Though Republican gubernatorial candidate Ed Gillespie appears to have run slightly ahead of President Donald Trump in Virginia’s deeply conservative rural stretches, he was unable to overcome Democrat Ralph Northam’s commanding lead in the suburbs clustered around Washington D.C., and Richmond, locales where Republicans have competed to varying success in recent years.

To be clear, the densely-populated communities in Virginia’s northern reaches are a Democratic stronghold, burgeoning with a diverse base of well-heeled, college-educated voters. Though the party is almost a non-factor in those locales closest to Washington, Republicans have run well in the outer suburbs beyond the capital Beltway, where a strong showing is essential for GOP statewide candidates.

Results from three counties in particular portend struggles for Republican congressional incumbents next year: Northam posted decisive victories in Loudon, Prince William, and Henrico counties, three jurisdictions packed with upscale, suburban, college-educated voters.

Loudon and Prince William lie in the outer-edges of the Washington metro area. Prince William County in particular is something of a bellwether for the commonwealth — the county has backed the winning candidate in the last ten competitive statewide races. Though Trump lost both counties by some 20 points, some Republicans have done fairly well in both areas in recent elections. GOP Rep. Barbara Comstock was reelected in the commonwealth’s 10th congressional district in 2016, despite the president’s abysmal showing. Her district includes the whole of Loudon County and portions of Prince William County.

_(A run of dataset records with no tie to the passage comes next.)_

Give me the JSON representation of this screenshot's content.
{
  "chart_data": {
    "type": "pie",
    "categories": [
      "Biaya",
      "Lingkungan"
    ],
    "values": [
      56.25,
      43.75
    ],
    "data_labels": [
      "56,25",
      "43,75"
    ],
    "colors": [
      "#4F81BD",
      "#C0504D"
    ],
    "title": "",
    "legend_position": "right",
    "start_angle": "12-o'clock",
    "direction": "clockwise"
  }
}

The GOP’s previous gubernatorial nominee, Ken Cuccinelli, ran reasonably well in both counties in 2013. He lost Prince William by nine points and Loudon by just four.

Those essential battlegrounds broke decisively for Northam Tuesday night. The unofficial returns show he carried both Loudon and Prince William by a whopping 20 points. Those margins are simply insurmountable for a statewide candidate. They were even more forbidding for local Republican officeholders, who were similarly routed in down ballot races.

The picture was similarly bleak in Henrico County, a jurisdiction further south near the capital, Richmond. Henrico has been less friendly to Republicans in recent years. Hillary Clinton won the county walking away in 2016, and the incumbent Democratic Gov. Terry McAuliffe beat Cuccinelli by 13 points in the last gubernatorial race. Northam improved significantly on McAuliffe’s performance, notching a 22-point victory Tuesday night.

All told, the trend from Tuesday night was clear long before Gillespie called Northam to concede. Educated, white-collar suburban voters surged to the polls in huge numbers, breaking decisively from the GOP to elect Democrats up and down the ballot. So dramatic a swing among this group of voters has little precedent in modern Virginia history, and seems clearly attributable to their aversion to Donald Trump’s Republican party. Northam, a fairly nondescript man running as a fairly ordinary Virginia Democrat, could not of his own power affect so substantial a shift. A national dynamic is clearly at play.

Virginia’s results are a harbinger for congressional Republicans representing districts with similar profiles — particularly in places like New York, Pennsylvania, New Jersey, and California — as they show a party hemorrhaging suburban voters, who have helped propel the GOP to its decade-long dominance of Congress.